Dr. Nico Antone, an anesthesiologist at Stanford University, is married to Alexandra, a high-powered real estate agent obsessed with money. Their son, Johnny, an 11th-grader with immense potential, struggles to get the grades he’ll need to attend an Ivy League college. After a screaming match with Alexandra, Nico moves himself and Johnny from Palo Alto, California, to his frozen childhood home of Hibbing, Minnesota. The move should help Johnny improve his grades and thus seem more attractive to universities, but Nico loves the freedom from his wife, too. Hibbing also happens to be the hometown of music icon Bob Dylan. Joining the hospital staff, Nico runs afoul of a grouchy nurse anesthetist calling himself Bobby Dylan, who plays Dylan songs twice a week in a bar called Heaven’s Door. As Nico and Johnny settle in, their lives turn around; they even start dating the gorgeous mother/daughter pair of Lena and Echo Johnson. However, when Johnny accidentally impregnates Echo, the lives of the Hibbing transplants start to implode. In true page-turner fashion, first-time novelist Novak gets started by killing soulless Alexandra, which accelerates the downfall of his underdog protagonist now accused of murder.

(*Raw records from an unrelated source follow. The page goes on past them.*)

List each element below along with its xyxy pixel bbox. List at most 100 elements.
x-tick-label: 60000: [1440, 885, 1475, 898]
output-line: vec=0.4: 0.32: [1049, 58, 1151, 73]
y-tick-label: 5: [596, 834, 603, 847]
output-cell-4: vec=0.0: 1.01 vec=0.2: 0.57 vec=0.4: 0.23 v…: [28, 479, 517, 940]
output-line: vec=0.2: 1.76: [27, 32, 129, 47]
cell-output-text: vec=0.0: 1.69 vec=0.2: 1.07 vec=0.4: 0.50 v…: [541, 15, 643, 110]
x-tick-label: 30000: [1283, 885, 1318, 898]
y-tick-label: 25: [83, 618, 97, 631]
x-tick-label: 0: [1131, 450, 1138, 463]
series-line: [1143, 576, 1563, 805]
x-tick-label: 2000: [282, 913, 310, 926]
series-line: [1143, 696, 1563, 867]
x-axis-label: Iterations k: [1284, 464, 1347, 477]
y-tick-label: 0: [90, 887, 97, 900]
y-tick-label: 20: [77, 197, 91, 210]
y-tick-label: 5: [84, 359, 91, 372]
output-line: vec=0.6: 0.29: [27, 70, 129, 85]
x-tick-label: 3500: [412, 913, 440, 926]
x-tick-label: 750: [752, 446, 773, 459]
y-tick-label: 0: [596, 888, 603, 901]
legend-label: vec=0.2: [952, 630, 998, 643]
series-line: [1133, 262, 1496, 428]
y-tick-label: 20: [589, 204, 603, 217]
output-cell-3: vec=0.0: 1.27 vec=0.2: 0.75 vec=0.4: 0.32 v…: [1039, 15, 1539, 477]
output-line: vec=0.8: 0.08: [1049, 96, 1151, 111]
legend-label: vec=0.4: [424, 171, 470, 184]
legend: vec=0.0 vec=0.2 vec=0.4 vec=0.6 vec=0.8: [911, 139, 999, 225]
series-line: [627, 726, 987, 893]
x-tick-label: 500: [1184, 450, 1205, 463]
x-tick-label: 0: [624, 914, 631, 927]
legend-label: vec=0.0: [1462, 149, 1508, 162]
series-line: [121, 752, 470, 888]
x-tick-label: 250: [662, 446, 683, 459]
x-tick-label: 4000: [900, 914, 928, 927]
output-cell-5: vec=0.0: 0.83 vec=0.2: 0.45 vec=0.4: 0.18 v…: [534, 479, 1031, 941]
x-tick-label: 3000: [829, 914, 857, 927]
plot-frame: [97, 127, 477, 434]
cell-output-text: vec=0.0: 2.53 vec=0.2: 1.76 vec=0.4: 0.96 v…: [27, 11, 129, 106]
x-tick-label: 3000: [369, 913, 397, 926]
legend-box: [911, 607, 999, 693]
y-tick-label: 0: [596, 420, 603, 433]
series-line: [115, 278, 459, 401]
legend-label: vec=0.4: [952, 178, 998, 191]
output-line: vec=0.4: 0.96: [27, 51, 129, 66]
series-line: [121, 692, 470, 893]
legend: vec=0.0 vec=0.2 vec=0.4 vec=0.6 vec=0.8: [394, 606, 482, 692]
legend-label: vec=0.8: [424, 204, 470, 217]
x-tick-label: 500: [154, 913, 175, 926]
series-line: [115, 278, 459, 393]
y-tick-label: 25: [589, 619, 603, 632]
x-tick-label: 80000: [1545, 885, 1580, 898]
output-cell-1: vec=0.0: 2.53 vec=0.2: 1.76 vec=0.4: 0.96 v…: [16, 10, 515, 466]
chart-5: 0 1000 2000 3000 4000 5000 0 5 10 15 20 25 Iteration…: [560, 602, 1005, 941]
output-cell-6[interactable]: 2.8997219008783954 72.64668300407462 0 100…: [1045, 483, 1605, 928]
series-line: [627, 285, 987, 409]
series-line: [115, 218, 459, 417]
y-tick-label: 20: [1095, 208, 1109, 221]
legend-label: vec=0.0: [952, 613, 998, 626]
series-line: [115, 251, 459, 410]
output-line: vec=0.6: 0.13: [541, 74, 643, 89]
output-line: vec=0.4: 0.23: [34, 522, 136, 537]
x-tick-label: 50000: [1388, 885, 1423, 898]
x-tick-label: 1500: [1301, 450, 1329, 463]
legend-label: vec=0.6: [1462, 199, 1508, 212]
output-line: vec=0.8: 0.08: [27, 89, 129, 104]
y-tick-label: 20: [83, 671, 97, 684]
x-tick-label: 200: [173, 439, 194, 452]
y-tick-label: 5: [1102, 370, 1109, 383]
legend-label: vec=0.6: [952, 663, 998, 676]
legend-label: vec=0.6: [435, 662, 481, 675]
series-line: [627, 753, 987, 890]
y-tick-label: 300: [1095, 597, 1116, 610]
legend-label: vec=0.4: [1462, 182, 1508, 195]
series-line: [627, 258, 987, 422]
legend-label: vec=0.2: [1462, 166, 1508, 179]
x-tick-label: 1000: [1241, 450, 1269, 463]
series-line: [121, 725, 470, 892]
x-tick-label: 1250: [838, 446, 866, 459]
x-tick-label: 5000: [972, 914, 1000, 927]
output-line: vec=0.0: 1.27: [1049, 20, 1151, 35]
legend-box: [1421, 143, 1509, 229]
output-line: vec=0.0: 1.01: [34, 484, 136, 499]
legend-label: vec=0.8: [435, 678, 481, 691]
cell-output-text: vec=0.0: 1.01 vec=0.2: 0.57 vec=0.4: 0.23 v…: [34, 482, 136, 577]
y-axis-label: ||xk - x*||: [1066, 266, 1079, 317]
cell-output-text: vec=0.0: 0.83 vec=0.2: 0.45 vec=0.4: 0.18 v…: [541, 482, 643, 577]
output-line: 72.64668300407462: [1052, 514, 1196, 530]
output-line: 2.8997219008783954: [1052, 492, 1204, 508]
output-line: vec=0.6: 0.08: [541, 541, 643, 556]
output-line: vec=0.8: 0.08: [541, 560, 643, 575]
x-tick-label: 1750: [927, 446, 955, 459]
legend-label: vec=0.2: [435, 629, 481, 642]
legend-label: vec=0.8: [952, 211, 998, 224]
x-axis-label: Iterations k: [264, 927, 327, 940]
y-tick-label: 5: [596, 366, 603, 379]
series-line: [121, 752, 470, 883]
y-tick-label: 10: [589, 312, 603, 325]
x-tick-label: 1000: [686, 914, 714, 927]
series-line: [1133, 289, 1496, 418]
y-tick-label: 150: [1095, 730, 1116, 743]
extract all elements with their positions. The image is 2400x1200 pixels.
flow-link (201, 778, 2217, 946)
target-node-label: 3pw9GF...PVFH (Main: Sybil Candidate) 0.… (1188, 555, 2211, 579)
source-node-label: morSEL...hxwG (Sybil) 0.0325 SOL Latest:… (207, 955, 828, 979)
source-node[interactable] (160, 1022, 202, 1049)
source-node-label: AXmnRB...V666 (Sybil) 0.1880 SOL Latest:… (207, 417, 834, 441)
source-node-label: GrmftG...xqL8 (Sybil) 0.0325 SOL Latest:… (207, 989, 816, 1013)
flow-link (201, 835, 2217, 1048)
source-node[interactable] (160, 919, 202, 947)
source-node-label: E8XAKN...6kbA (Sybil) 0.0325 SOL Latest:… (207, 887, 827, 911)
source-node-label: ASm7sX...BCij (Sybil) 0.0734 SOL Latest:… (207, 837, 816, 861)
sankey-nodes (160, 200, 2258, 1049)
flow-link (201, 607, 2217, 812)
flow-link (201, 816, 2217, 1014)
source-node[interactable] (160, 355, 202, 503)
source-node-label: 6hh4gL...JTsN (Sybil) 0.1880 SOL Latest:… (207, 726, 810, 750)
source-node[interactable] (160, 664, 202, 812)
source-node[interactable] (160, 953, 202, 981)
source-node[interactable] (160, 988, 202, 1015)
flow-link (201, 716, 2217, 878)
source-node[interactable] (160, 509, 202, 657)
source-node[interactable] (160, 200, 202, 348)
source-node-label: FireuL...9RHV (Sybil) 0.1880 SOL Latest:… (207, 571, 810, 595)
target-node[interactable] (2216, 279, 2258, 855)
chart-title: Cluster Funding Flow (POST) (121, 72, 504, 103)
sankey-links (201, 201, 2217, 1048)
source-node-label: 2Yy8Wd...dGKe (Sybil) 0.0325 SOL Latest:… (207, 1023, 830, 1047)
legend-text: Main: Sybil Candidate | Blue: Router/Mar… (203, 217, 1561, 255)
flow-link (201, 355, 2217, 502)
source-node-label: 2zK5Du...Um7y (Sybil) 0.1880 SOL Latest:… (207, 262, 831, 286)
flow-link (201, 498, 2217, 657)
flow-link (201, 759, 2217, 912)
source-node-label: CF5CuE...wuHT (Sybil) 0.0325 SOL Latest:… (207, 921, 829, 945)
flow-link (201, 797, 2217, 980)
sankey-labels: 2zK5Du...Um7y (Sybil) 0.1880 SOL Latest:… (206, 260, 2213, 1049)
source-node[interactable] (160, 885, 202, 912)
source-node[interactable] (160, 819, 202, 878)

Dialogue is pitch-perfect, and the insults hurled between Nico and his wife are as hilarious as they are hurtful: “Are you my husband, Nico? Or my dependent?” The author’s medical expertise proves central to the plot, and there are a few grisly moments, as when “dark blood percolated” from a patient’s nostrils “like coffee grounds.” Bob Dylan details add quirkiness to what might otherwise be a chilly revenge tale; we’re told, for instance, that Dylan taught “every singer with a less-than-perfect voice…how to sneer and twist off syllables.” Courtroom scenes toward the end crackle with energy, though one scene involving a snowmobile ties up a certain plot thread too neatly. By the end, Nico has rolled with a great many punches.
Nuanced characterization and crafty details help this debut soar.